Minori, la Cassazione stabilisce: “I fatti contano più della psicologia”
ROMA – In una recente ordinanza, la Cassazione ha affermato un principio di fondamentale importanza nel diritto di famiglia: “Nel processo si giudicano i fatti, la psicologia non fa sentenza.” L’ordinanza 4595, emessa il 13 marzo 2025, ha respinto un procedimento civile in cui l’affido di due fratelli minori era stato deciso sulla base di una consulenza tecnica che etichettava la madre come ‘ostativa-alienante’, evidenziando un errore grave nell’approccio utilizzato.
La sentenza si pone come una netta critica verso la prassi di ricorrere unicamente a diagnosi psicologiche per determinare l’idoneità genitoriale. “Non è possibile far discendere dalla diagnosi di una patologia…una presunzione di colpevolezza o inadeguatezza della funzione genitoriale,” sottolinea la Cassazione, rimarcando così l’importanza di un’analisi completa e oggettiva.
La mancata attenzione ai minori
La questione ha origine da un caso in cui un padre con affido condiviso dei figli aveva presentato ricorso per il mancato rispetto dei diritti di visita stabiliti durante la separazione. La madre, da parte sua, aveva richiesto l’affido esclusivo, avanzando accuse di violenza. Tuttavia, i bambini, in particolare il maggiore di 12 anni, avevano espresso timori e segnalato violenze subite; ma i giudici non li hanno ascoltati. Il Tribunale, infatti, ha proceduto a un’affidamento ai servizi sociali senza considerare adeguatamente le testimonianze dei minori.
La Cassazione ha rimarcato che “l’ascolto diretto del giudice e l’ascolto mediante consulenza non sono equivalenti.” In questo caso, sarebbe stato fondamentale considerare e motivare il mancato ascolto deliberato del 12enne, evidenziando un’importante omissione da parte della Corte d’Appello.

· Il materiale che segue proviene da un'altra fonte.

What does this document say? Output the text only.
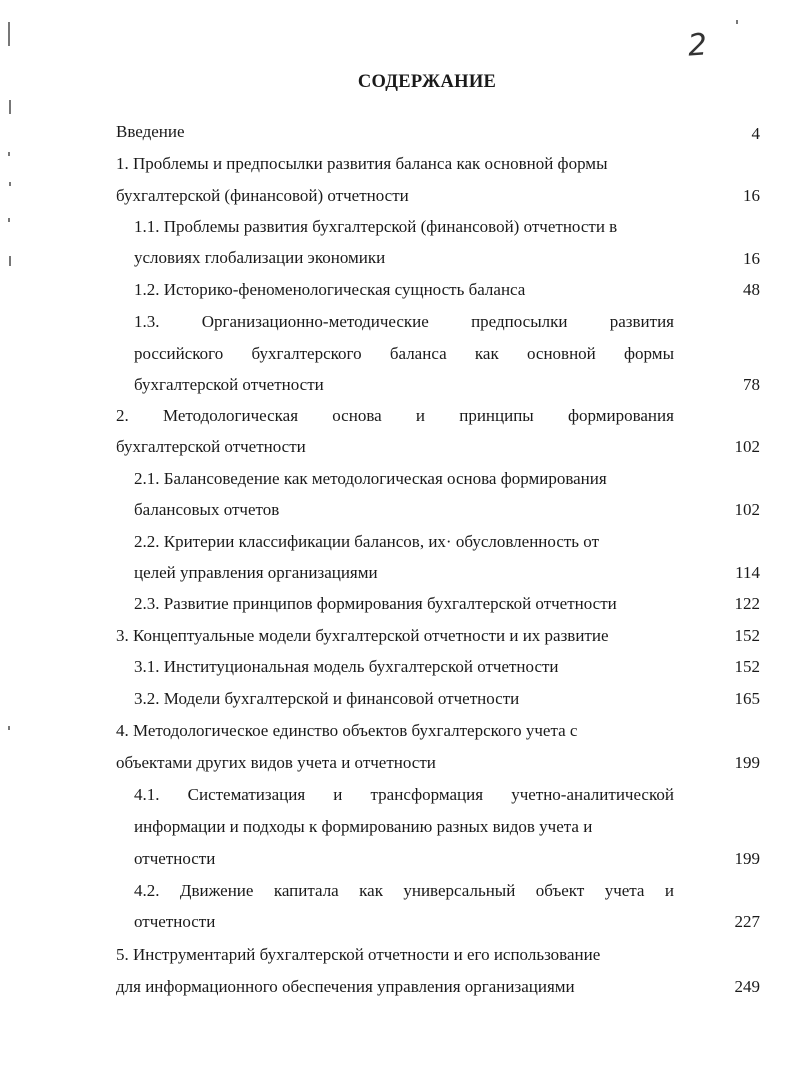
2
СОДЕРЖАНИЕ
Введение	4
1. Проблемы и предпосылки развития баланса как основной формы
бухгалтерской (финансовой) отчетности	16
1.1. Проблемы развития бухгалтерской (финансовой) отчетности в
условиях глобализации экономики	16
1.2. Историко-феноменологическая сущность баланса	48
1.3. Организационно-методические предпосылки развития
российского бухгалтерского баланса как основной формы
бухгалтерской отчетности	78
2. Методологическая основа и принципы формирования
бухгалтерской отчетности	102
2.1. Балансоведение как методологическая основа формирования
балансовых отчетов	102
2.2. Критерии классификации балансов, их· обусловленность от
целей управления организациями	114
2.3. Развитие принципов формирования бухгалтерской отчетности	122
3. Концептуальные модели бухгалтерской отчетности и их развитие	152
3.1. Институциональная модель бухгалтерской отчетности	152
3.2. Модели бухгалтерской и финансовой отчетности	165
4. Методологическое единство объектов бухгалтерского учета с
объектами других видов учета и отчетности	199
4.1. Систематизация и трансформация учетно-аналитической
информации и подходы к формированию разных видов учета и
отчетности	199
4.2. Движение капитала как универсальный объект учета и
отчетности	227
5. Инструментарий бухгалтерской отчетности и его использование
для информационного обеспечения управления организациями	249
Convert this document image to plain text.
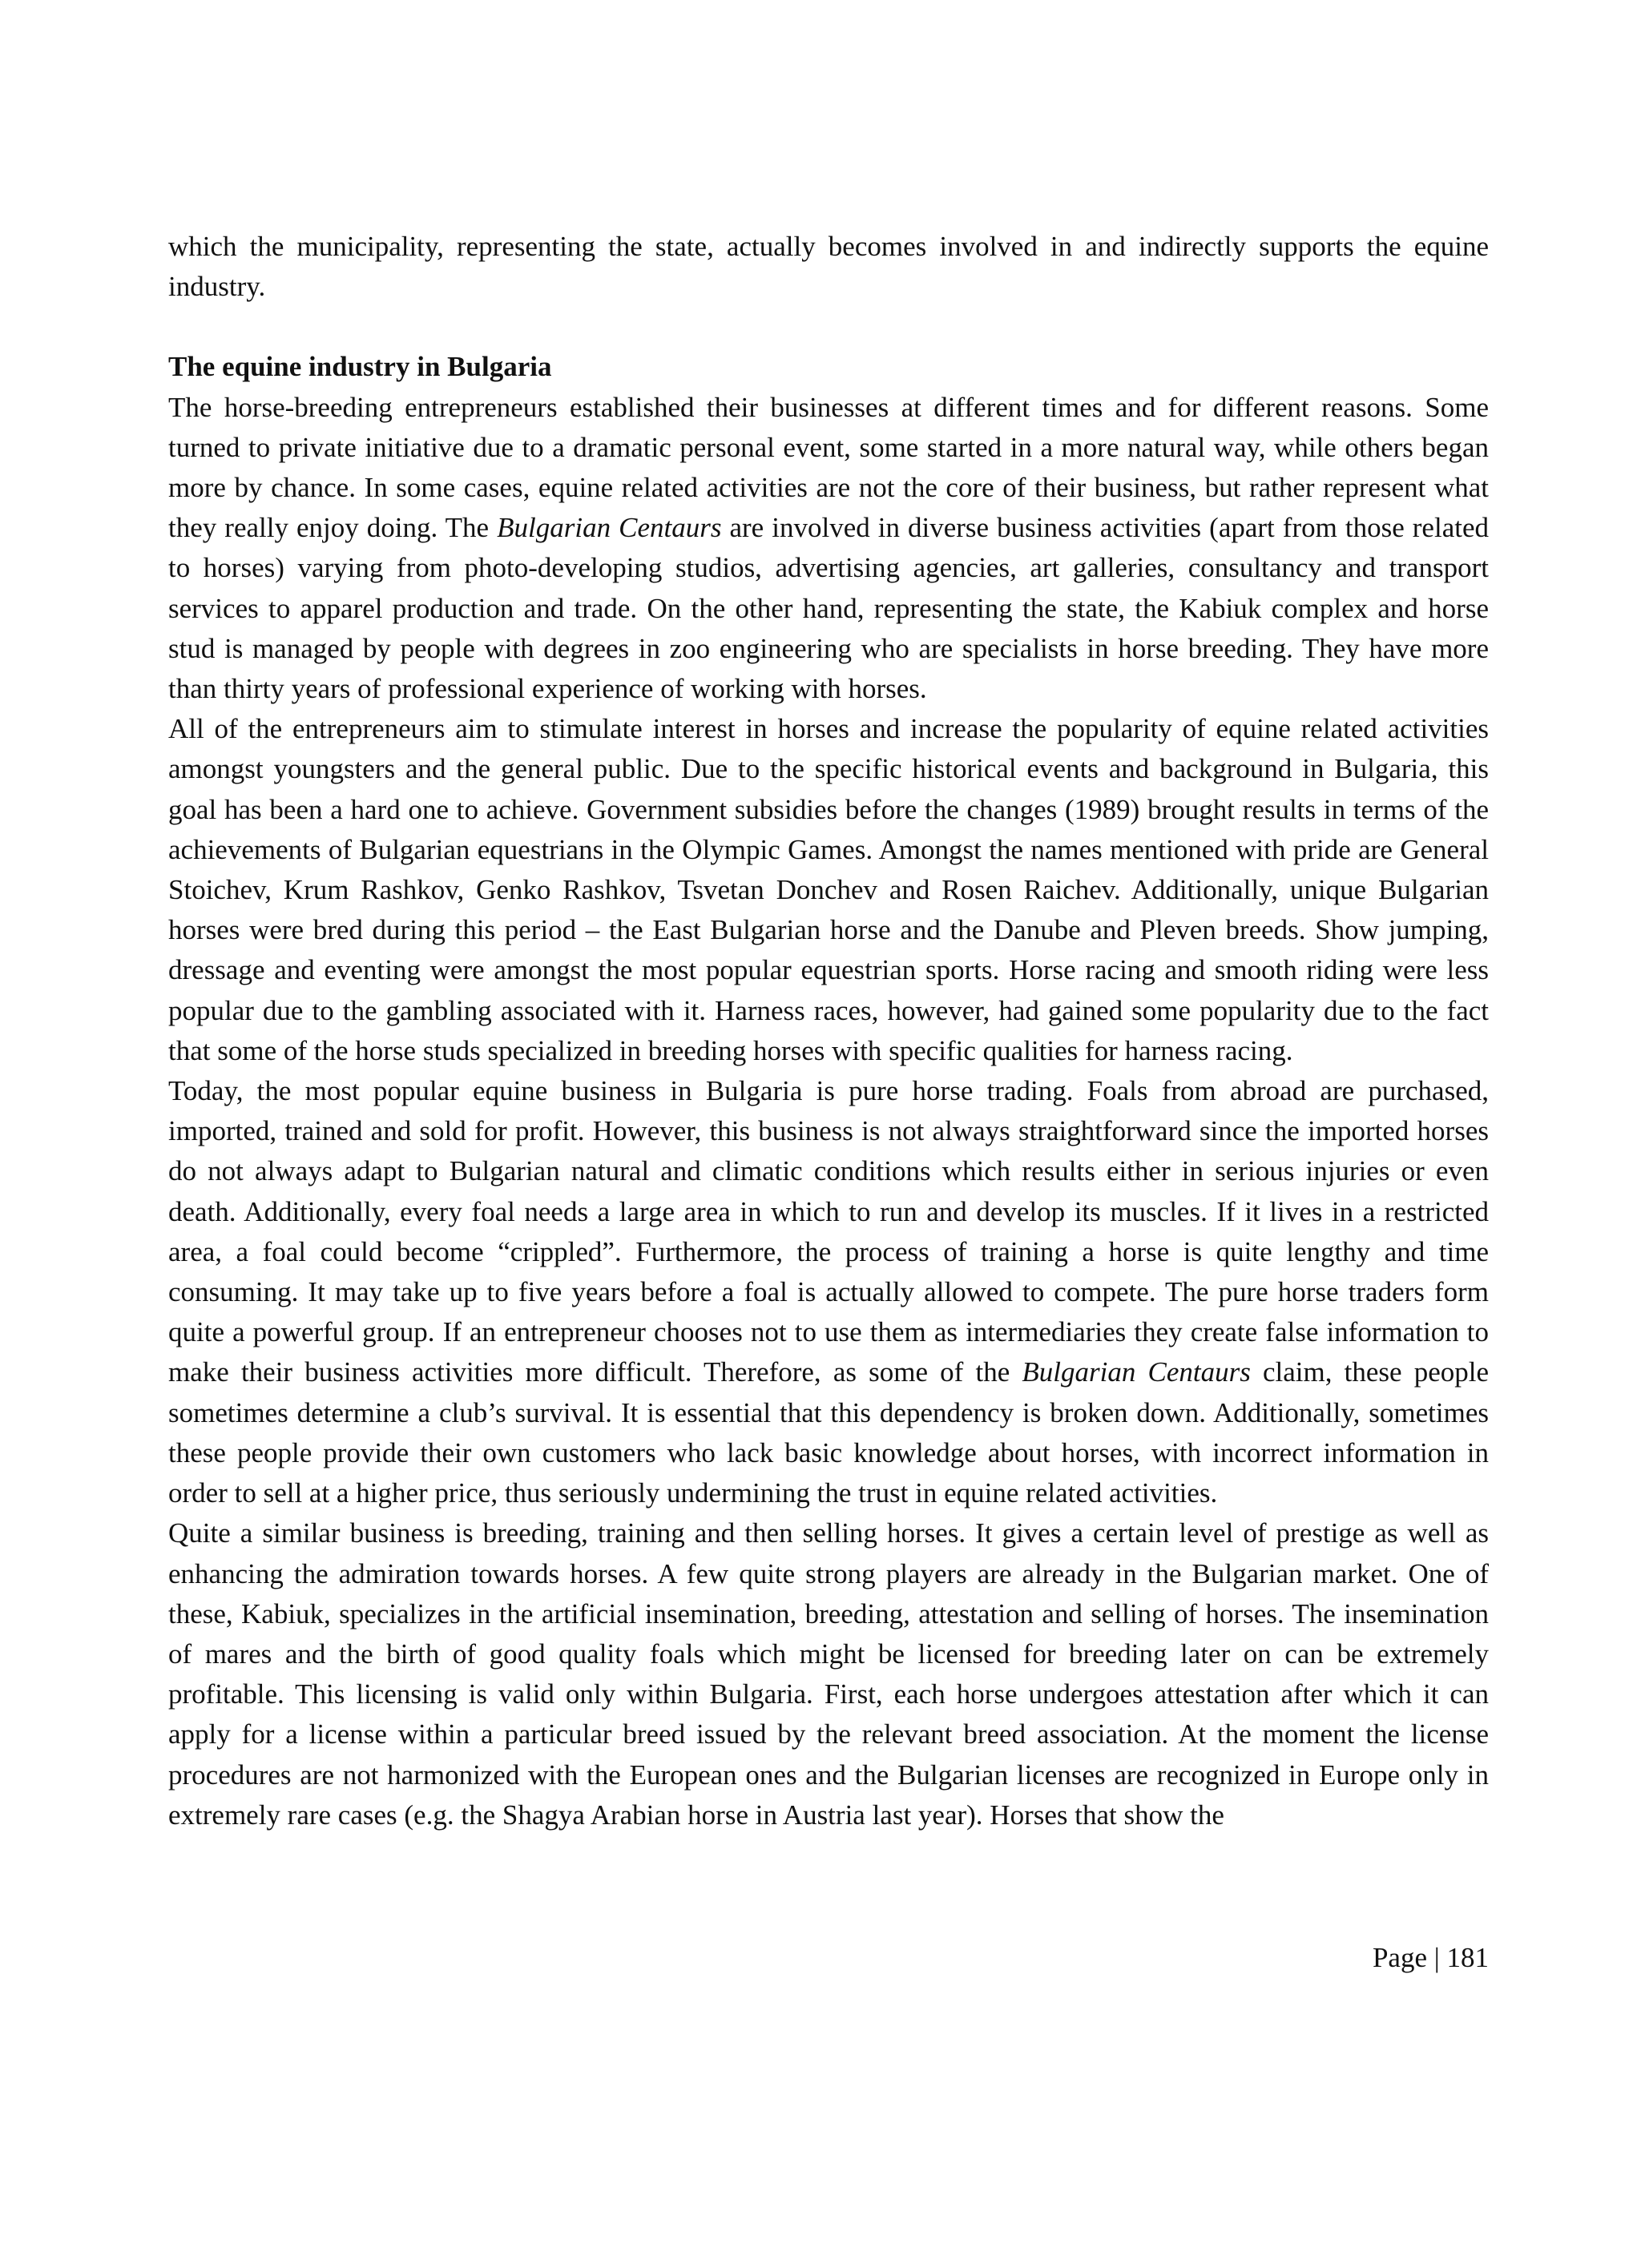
which the municipality, representing the state, actually becomes involved in and indirectly supports the equine industry.

The equine industry in Bulgaria

The horse-breeding entrepreneurs established their businesses at different times and for different reasons. Some turned to private initiative due to a dramatic personal event, some started in a more natural way, while others began more by chance. In some cases, equine related activities are not the core of their business, but rather represent what they really enjoy doing. The Bulgarian Centaurs are involved in diverse business activities (apart from those related to horses) varying from photo-developing studios, advertising agencies, art galleries, consultancy and transport services to apparel production and trade. On the other hand, representing the state, the Kabiuk complex and horse stud is managed by people with degrees in zoo engineering who are specialists in horse breeding. They have more than thirty years of professional experience of working with horses.

All of the entrepreneurs aim to stimulate interest in horses and increase the popularity of equine related activities amongst youngsters and the general public. Due to the specific historical events and background in Bulgaria, this goal has been a hard one to achieve. Government subsidies before the changes (1989) brought results in terms of the achievements of Bulgarian equestrians in the Olympic Games. Amongst the names mentioned with pride are General Stoichev, Krum Rashkov, Genko Rashkov, Tsvetan Donchev and Rosen Raichev. Additionally, unique Bulgarian horses were bred during this period – the East Bulgarian horse and the Danube and Pleven breeds. Show jumping, dressage and eventing were amongst the most popular equestrian sports. Horse racing and smooth riding were less popular due to the gambling associated with it. Harness races, however, had gained some popularity due to the fact that some of the horse studs specialized in breeding horses with specific qualities for harness racing.

Today, the most popular equine business in Bulgaria is pure horse trading. Foals from abroad are purchased, imported, trained and sold for profit. However, this business is not always straightforward since the imported horses do not always adapt to Bulgarian natural and climatic conditions which results either in serious injuries or even death. Additionally, every foal needs a large area in which to run and develop its muscles. If it lives in a restricted area, a foal could become “crippled”. Furthermore, the process of training a horse is quite lengthy and time consuming. It may take up to five years before a foal is actually allowed to compete. The pure horse traders form quite a powerful group. If an entrepreneur chooses not to use them as intermediaries they create false information to make their business activities more difficult. Therefore, as some of the Bulgarian Centaurs claim, these people sometimes determine a club’s survival. It is essential that this dependency is broken down. Additionally, sometimes these people provide their own customers who lack basic knowledge about horses, with incorrect information in order to sell at a higher price, thus seriously undermining the trust in equine related activities.

Quite a similar business is breeding, training and then selling horses. It gives a certain level of prestige as well as enhancing the admiration towards horses. A few quite strong players are already in the Bulgarian market. One of these, Kabiuk, specializes in the artificial insemination, breeding, attestation and selling of horses. The insemination of mares and the birth of good quality foals which might be licensed for breeding later on can be extremely profitable. This licensing is valid only within Bulgaria. First, each horse undergoes attestation after which it can apply for a license within a particular breed issued by the relevant breed association. At the moment the license procedures are not harmonized with the European ones and the Bulgarian licenses are recognized in Europe only in extremely rare cases (e.g. the Shagya Arabian horse in Austria last year). Horses that show the

Page | 181
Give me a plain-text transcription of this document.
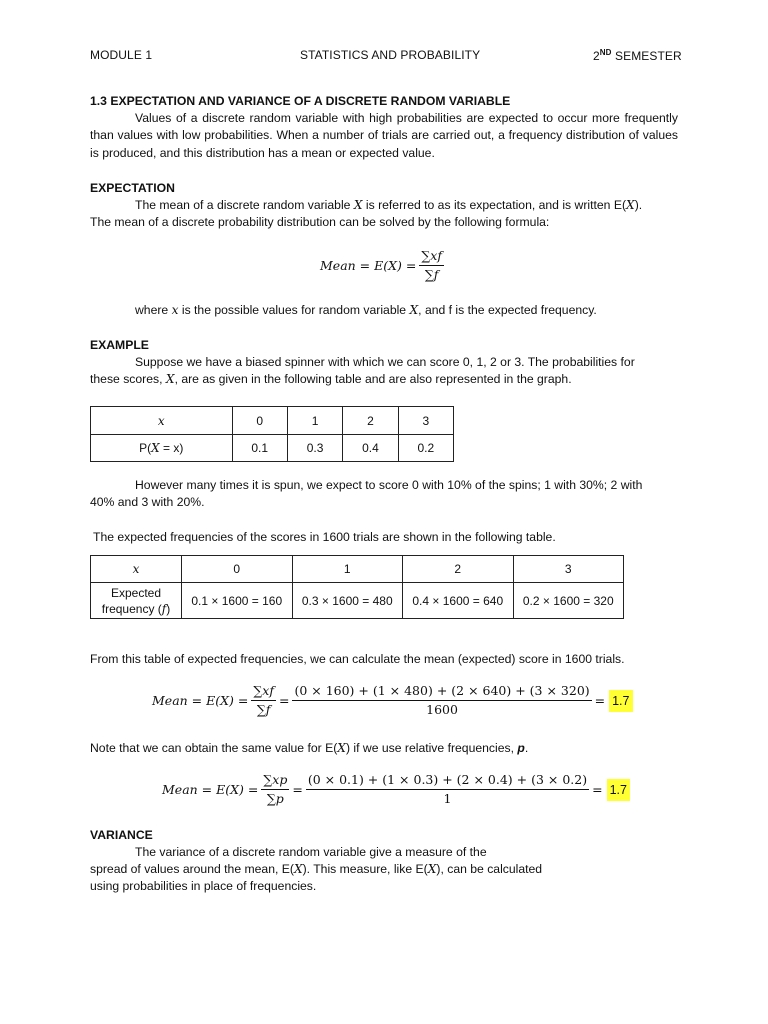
MODULE 1	STATISTICS AND PROBABILITY	2ND SEMESTER
1.3 EXPECTATION AND VARIANCE OF A DISCRETE RANDOM VARIABLE
Values of a discrete random variable with high probabilities are expected to occur more frequently than values with low probabilities. When a number of trials are carried out, a frequency distribution of values is produced, and this distribution has a mean or expected value.
EXPECTATION
The mean of a discrete random variable X is referred to as its expectation, and is written E(X).
The mean of a discrete probability distribution can be solved by the following formula:
Mean = $E(X) = \frac{\sum xf}{\sum f}$
where x is the possible values for random variable X, and f is the expected frequency.
EXAMPLE
Suppose we have a biased spinner with which we can score 0, 1, 2 or 3. The probabilities for
these scores, X, are as given in the following table and are also represented in the graph.
x	0	1	2	3
P(X = x)	0.1	0.3	0.4	0.2
However many times it is spun, we expect to score 0 with 10% of the spins; 1 with 30%; 2 with
40% and 3 with 20%.
The expected frequencies of the scores in 1600 trials are shown in the following table.
x	0	1	2	3
Expected
frequency (f)	0.1 × 1600 = 160	0.3 × 1600 = 480	0.4 × 1600 = 640	0.2 × 1600 = 320
From this table of expected frequencies, we can calculate the mean (expected) score in 1600 trials.
Mean = $E(X) = \frac{\sum xf}{\sum f} = \frac{(0 \times 160) + (1 \times 480) + (2 \times 640) + (3 \times 320)}{1600} = 1.7$
Note that we can obtain the same value for E(X) if we use relative frequencies, p.
Mean = $E(X) = \frac{\sum xp}{\sum p} = \frac{(0 \times 0.1) + (1 \times 0.3) + (2 \times 0.4) + (3 \times 0.2)}{1} = 1.7$
VARIANCE
The variance of a discrete random variable give a measure of the
spread of values around the mean, E(X). This measure, like E(X), can be calculated
using probabilities in place of frequencies.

Critiche alla consulenza tecnica d’ufficio
In un’analisi puntuale, i giudici hanno espresso feroci critiche nei confronti della consulenza tecnica d’ufficio, che definiva la madre con termini come “simbiotica” e sosteneva l’idea che questo fosse sufficiente per definirla inidonea come genitore. “Questo non basta a definire inidonea una madre,” afferma la Cassazione, evidenziando come in simili casi sia indispensabile un’attenta verifica della veridicità dei comportamenti pregiudizievoli per il minore, basandosi su mezzi di prova solidi.
Un passo importante nella tutela dei diritti dei minori
Questa storica ordinanza rappresenta un passo significativo nella lotta contro l’abuso delle diagnosi psicologiche nei procedimenti di affidamento. Sottovalutare o non considerare la violenza domestica èun errore grave che può avere conseguenze devastanti per i minori coinvolti. La Cassazione, richiamando l’attenzione su tali omissioni, ha dato un chiaro segnale: le sentenze devono essere fondate su prove concrete, non su diagnosi superficiali.
La denuncia di questa prassi è stata recentemente ribadita in una conferenza stampa organizzata dalla deputata Stefania Ascari, dove è emersa l’indignazione per i numerosi casi di violazione dei diritti dei minori, enfatizzando il bisogno di riformare un sistema giudiziario che spesso ignora le voci di coloro che dovrebbero essere protetti.
Adesso, il caso torna in Corte d’Appello a Bologna, dove verrà finalmente data voce alle verità dei minori, ponendo così un nuovo focus sui diritti e la protezione di coloro che sono più vulnerabili: i bambini.